Regenerative Agriculture: Principles and Terminology

Designation Number:
CSA R120
Standard Type:
National Standard of Canada - Domestic
Standard Development Activity:
New Standard
ICS code(s):
65.020
13.080
Status:
Proceeding to development
SDO Comment Period Start Date:
SDO Comment Period End Date:
Posted On:

Scope:

Scope

Note: As requested by the responsible SDO, this NOI (originally published on December 6, 2022 and previously reissued on January 16, 2024) being reissued as the standard was in the initial stages of development for more than 12 months. An additional comment period of November 19, 2024 to December 10, 2024.

 

Regenerative agriculture is gaining traction in Canada, with farms across the country starting to adopt healthy soil practices, reducing impacts and amendments to the land, introducing nature-based solutions, and supporting increased biodiversity across farmland.
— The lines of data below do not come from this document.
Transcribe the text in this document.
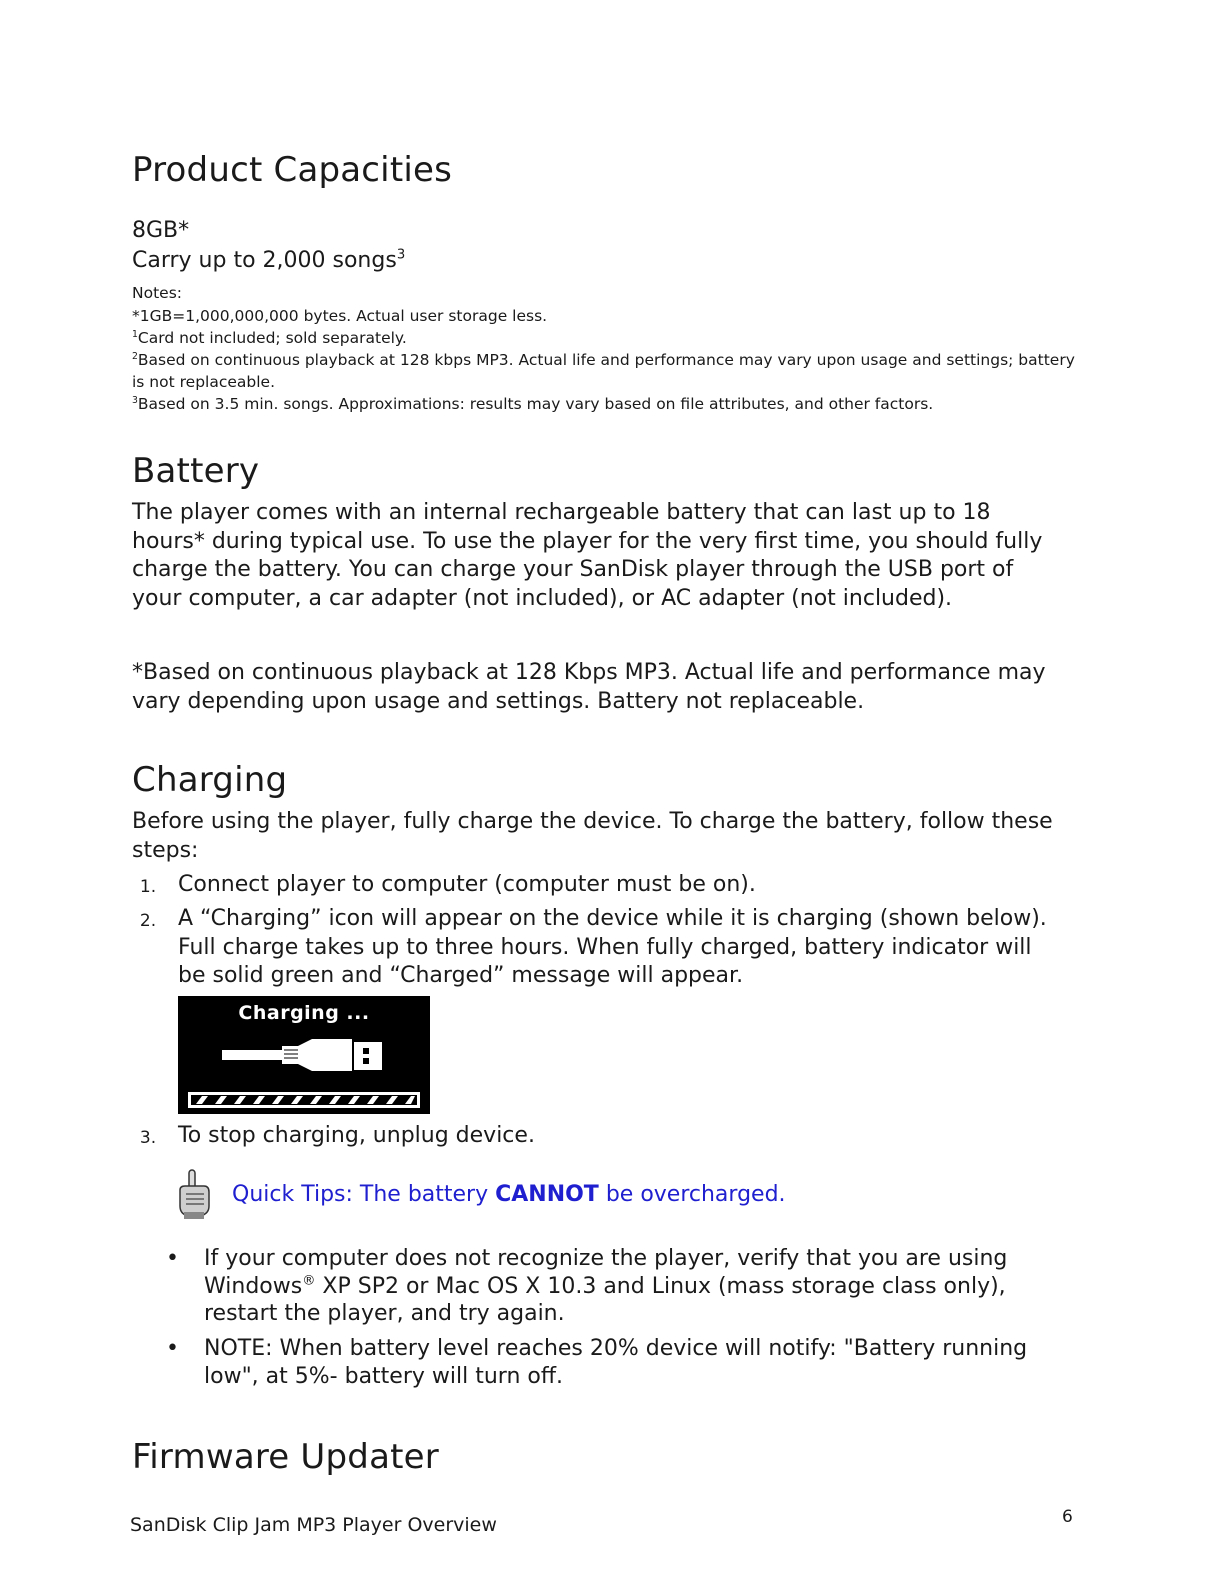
Product Capacities

8GB*

Carry up to 2,000 songs$^3$

Notes:

*1GB=1,000,000,000 bytes. Actual user storage less.

$^1$Card not included; sold separately.

$^2$Based on continuous playback at 128 kbps MP3. Actual life and performance may vary upon usage and settings; battery is not replaceable.

$^3$Based on 3.5 min. songs. Approximations: results may vary based on file attributes, and other factors.

Battery

The player comes with an internal rechargeable battery that can last up to 18 hours* during typical use. To use the player for the very first time, you should fully charge the battery. You can charge your SanDisk player through the USB port of your computer, a car adapter (not included), or AC adapter (not included).

*Based on continuous playback at 128 Kbps MP3. Actual life and performance may vary depending upon usage and settings. Battery not replaceable.

Charging

Before using the player, fully charge the device. To charge the battery, follow these steps:

1. Connect player to computer (computer must be on).
2. A “Charging” icon will appear on the device while it is charging (shown below). Full charge takes up to three hours. When fully charged, battery indicator will be solid green and “Charged” message will appear.
Charging ...
3. To stop charging, unplug device.
Quick Tips: The battery CANNOT be overcharged.
• If your computer does not recognize the player, verify that you are using Windows® XP SP2 or Mac OS X 10.3 and Linux (mass storage class only), restart the player, and try again.
• NOTE: When battery level reaches 20% device will notify: "Battery running low", at 5%- battery will turn off.
Firmware Updater
SanDisk Clip Jam MP3 Player Overview	6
However, there is a lack of information, awareness, and consistency regarding the terminology associated with regenerative agriculture, as well as the key principles, protocols, and expected outcomes (ecological and social, at the farm level, community level, and eco-system level) central to the practices of regenerative agriculture. From practitioners adopting or maintaining regenerative practices while producing food and other resources through to the consumers seeking to make environmentally-responsible and sustainable choices, it is critical that all parts of the agri-food value chain are aligned on what is meant by ‘regenerative agriculture’ and what its central, guiding principles include, particularly in the Canadian context and climate. Without supporting this alignment, there is a growing risk of dilution of the practice, greenwashing, and/or disagreement in regulatory spaces and markets.

In order to support and help scale up regenerative agriculture across Canada, this standard will provide a consistent definitional framework for identifying, discussing, and recognizing actions and practices central to the movement. This foundational standard will play an important role in addressing and mitigating the potential risk of inconsistencies in the field and misappropriation of the meaning of the associated term(s) while also encompassing the necessary flexibility required to enable adaptation across Canada’s diverse soils, climate conditions, and management histories. The standard will enable a consistent understanding of regenerative farming practices and provide a transparent frame of reference for communicating actions and efforts being taken within the agriculture sector to consumers, government bodies, retailers as well as to potential investors and insurance organizations

Project need:

Project Need

To support and enable consistency in the discussion of regenerative agriculture by providing a broad definitional framework that can be used to align understanding of the central principles, terminology, protocols, and outcomes of regenerative agriculture throughout the agri-food sector and beyond. This proposed New Standard is being developed at the request of not-for-profits. It will provide the industry with a definitional framework to discuss regenerative farming practices This will meet the strategic needs of the following key interests: a) Supports producers – by helping provide reference for the principles they may be interested in applying and ensuring farms can communicate their efforts in incorporating regenerative farming; b) Supports investors – by providing clarity on the emerging and growing field of regenerative agriculture and what can/should be expected of regenerative farms; and c) Supporting regulators – by helping them inform and communicate efforts in support of and/or towards a transition to circular regenerative agriculture.

Note: The information provided above was obtained by the Standards Council of Canada (SCC) and is provided as part of a centralized, transparent notification system for new standards development. The system allows SCC-accredited Standards Development Organizations (SDOs), and members of the public, to be informed of new work in Canadian standards development, and allows SCC-accredited SDOs to identify and resolve potential duplication of standards and effort.

Individual SDOs are responsible for the content and accuracy of the information presented here. The text is presented in the language in which it was provided to SCC.